(suite de l'épisode précédent)
Le ballon va bientôt toucher le sol. Il existe un moyen simplissime de s'en rendre compte. Les paysages lointains ne sont plus vus de dessus, mais presque sous un angle normal. Ainsi ne distingue-t-on plus l'architecture du somptueux temple de Medinet-Habou, mais seulement le portique d'entrée. Les brins d'herbe deviennent visibles, phénomène familier de ceux qui ont déjà sauté en parachute.
Je me retourne encore, et d'un regard d'envie,
Je contemple ses biens, dont je n'ai pas joui.
Lamartine et moi, c'est une longue histoire, faite de respect et de fascination, mais, il faut bien l'admettre, à sens unique. En plus, moi, j'en ai joui, de ces cieux matinaux qui m'ont offert tant de merveilles. Cependant, le vol se termine, et c'est très bien comme ça. Il ne faut pas abuser des bonnes choses.
L'atterrissage est finalement assez confortable. Le ballon se pose doucement sur le sol, comme une caresse. Pour une raison qui m'est inconnue, il faut que la nacelle soit correctement disposée sur le sol. Le capitaine doit donc relever un peu le ballon, pendant que le personnel le fait pivoter (le ballon, pas le capitaine). Et pour cette manoeuvre, plutôt que de remettre les gaz, il a demandé aux plus souples de sauter hors de la nacelle. On trouve son lest où on peut.
Vivant ! Je suis vivant ! m'écrié-je alors que d'autres ballons à leur tour, vont se poser.
Un détail que l'on ne verra pas sur mes photos : une horde de gamins s'est précipitée sur les passagers, en criant Bakchich ! Bakchich ! ou en réclamant le tee-shirt donné par l'organisateur du vol (en même temps qu'un diplôme, que, curieusement, aucun gamin ne réclama).
Que d'émotions ! Dans le minibus qui ramène l'équipage et les touristes à la felouque, et qui me déposerait aux colosses de Memnon (puisque ma journée ne fait que commencer), je revis ces deux dernières heures qui m'ont procuré tant de moments magiques, passés entre terre et ciel.

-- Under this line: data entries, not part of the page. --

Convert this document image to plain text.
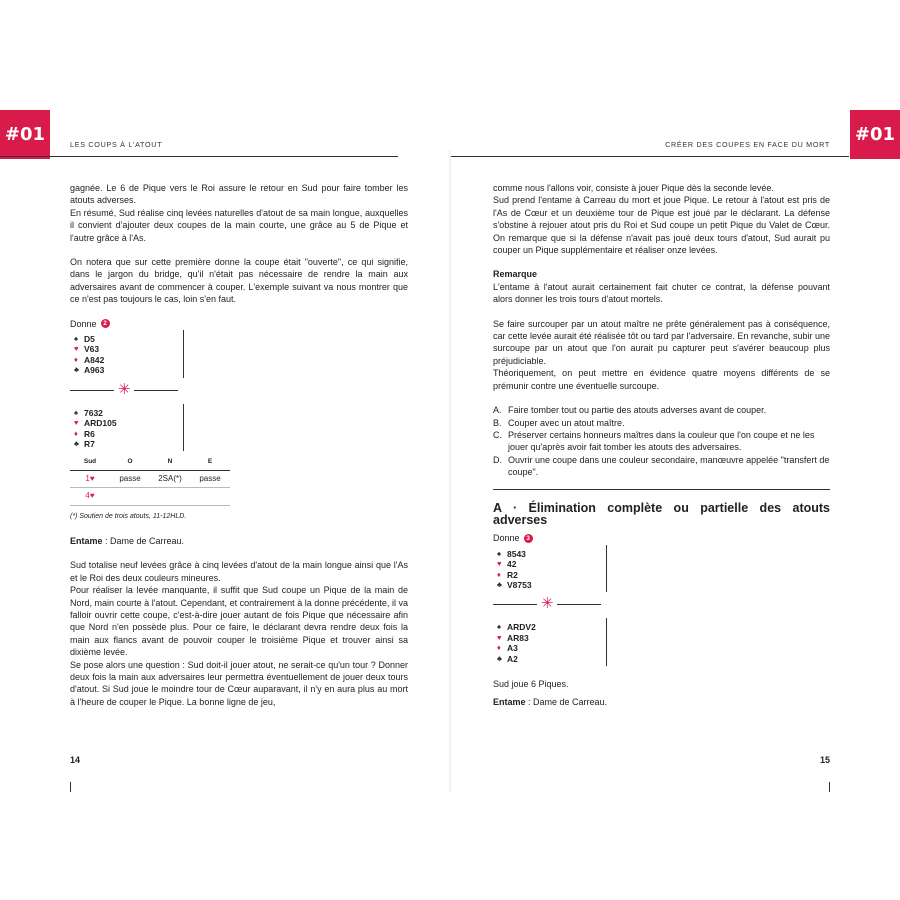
#01	LES COUPS À L'ATOUT

gagnée. Le 6 de Pique vers le Roi assure le retour en Sud pour faire tomber les atouts adverses.

En résumé, Sud réalise cinq levées naturelles d'atout de sa main longue, auxquelles il convient d'ajouter deux coupes de la main courte, une grâce au 5 de Pique et l'autre grâce à l'As.

On notera que sur cette première donne la coupe était "ouverte", ce qui signifie, dans le jargon du bridge, qu'il n'était pas nécessaire de rendre la main aux adversaires avant de commencer à couper. L'exemple suivant va nous montrer que ce n'est pas toujours le cas, loin s'en faut.

Donne	2
♠ D5
♥ V63
♦ A842
♣ A963
✳
♠ 7632
♥ ARD105
♦ R6
♣ R7
Sud	O	N	E
1♥	passe	2SA(*)	passe
4♥			
(*) Soutien de trois atouts, 11-12HLD.

Entame : Dame de Carreau.

Sud totalise neuf levées grâce à cinq levées d'atout de la main longue ainsi que l'As et le Roi des deux couleurs mineures.

Pour réaliser la levée manquante, il suffit que Sud coupe un Pique de la main de Nord, main courte à l'atout. Cependant, et contrairement à la donne précédente, il va falloir ouvrir cette coupe, c'est-à-dire jouer autant de fois Pique que nécessaire afin que Nord n'en possède plus. Pour ce faire, le déclarant devra rendre deux fois la main aux flancs avant de pouvoir couper le troisième Pique et trouver ainsi sa dixième levée.

Se pose alors une question : Sud doit-il jouer atout, ne serait-ce qu'un tour ? Donner deux fois la main aux adversaires leur permettra éventuellement de jouer deux tours d'atout. Si Sud joue le moindre tour de Cœur auparavant, il n'y en aura plus au mort à l'heure de couper le Pique. La bonne ligne de jeu,

14
#01
CRÉER DES COUPES EN FACE DU MORT

comme nous l'allons voir, consiste à jouer Pique dès la seconde levée.

Sud prend l'entame à Carreau du mort et joue Pique. Le retour à l'atout est pris de l'As de Cœur et un deuxième tour de Pique est joué par le déclarant. La défense s'obstine à rejouer atout pris du Roi et Sud coupe un petit Pique du Valet de Cœur. On remarque que si la défense n'avait pas joué deux tours d'atout, Sud aurait pu couper un Pique supplémentaire et réaliser onze levées.

Remarque

L'entame à l'atout aurait certainement fait chuter ce contrat, la défense pouvant alors donner les trois tours d'atout mortels.

Se faire surcouper par un atout maître ne prête généralement pas à conséquence, car cette levée aurait été réalisée tôt ou tard par l'adversaire. En revanche, subir une surcoupe par un atout que l'on aurait pu capturer peut s'avérer beaucoup plus préjudiciable.

Théoriquement, on peut mettre en évidence quatre moyens différents de se prémunir contre une éventuelle surcoupe.

A. Faire tomber tout ou partie des atouts adverses avant de couper.

B. Couper avec un atout maître.

C. Préserver certains honneurs maîtres dans la couleur que l'on coupe et ne les jouer qu'après avoir fait tomber les atouts des adversaires.

D. Ouvrir une coupe dans une couleur secondaire, manœuvre appelée "transfert de coupe".

A · Élimination complète ou partielle des atouts adverses

Donne	3
♠ 8543
♥ 42
♦ R2
♣ V8753
✳
♠ ARDV2
♥ AR83
♦ A3
♣ A2

Sud joue 6 Piques.

Entame : Dame de Carreau.

15
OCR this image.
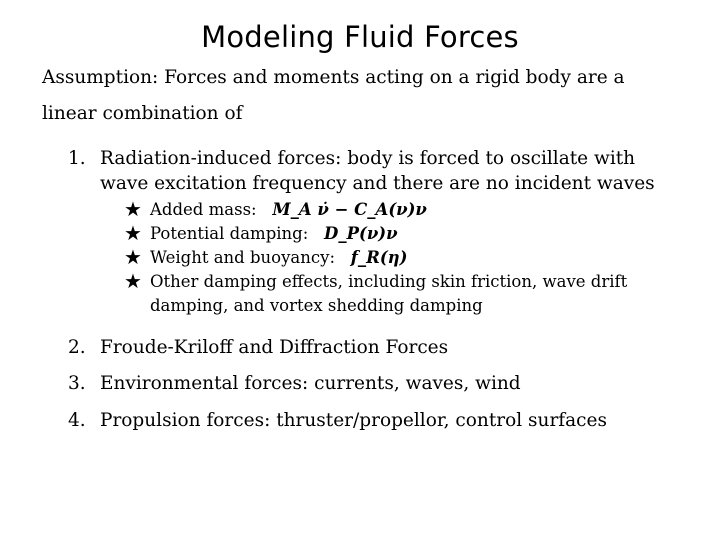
Modeling Fluid Forces
Assumption: Forces and moments acting on a rigid body are a linear combination of
1. Radiation-induced forces: body is forced to oscillate with wave excitation frequency and there are no incident waves
★ Added mass: M_A ν̇ − C_A(ν)ν
★ Potential damping: D_P(ν)ν
★ Weight and buoyancy: f_R(η)
★ Other damping effects, including skin friction, wave drift damping, and vortex shedding damping
2. Froude-Kriloff and Diffraction Forces
3. Environmental forces: currents, waves, wind
4. Propulsion forces: thruster/propellor, control surfaces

03h30 Réveil (sans réveil)
04h05 Attente à la réception du Winter Palace
04h45 Traversée nocturne du Nil
05h30 Décollage
05h55 Lever du soleil
06h10 Atterrissage
Il est 6h35. Le jour vient à peine (contrairement à moi) de se lever sur la vallée thébaine et dans quelques minutes, je repartirai vers de nouvelles splendeurs, dont Medinet-Habou ne sera pas la moindre. Et je serai de retour quatre heures plus tard au Winter Palace, plus de six heures après en être parti, pour déguster un petit déjeuner copieux et bien mérité.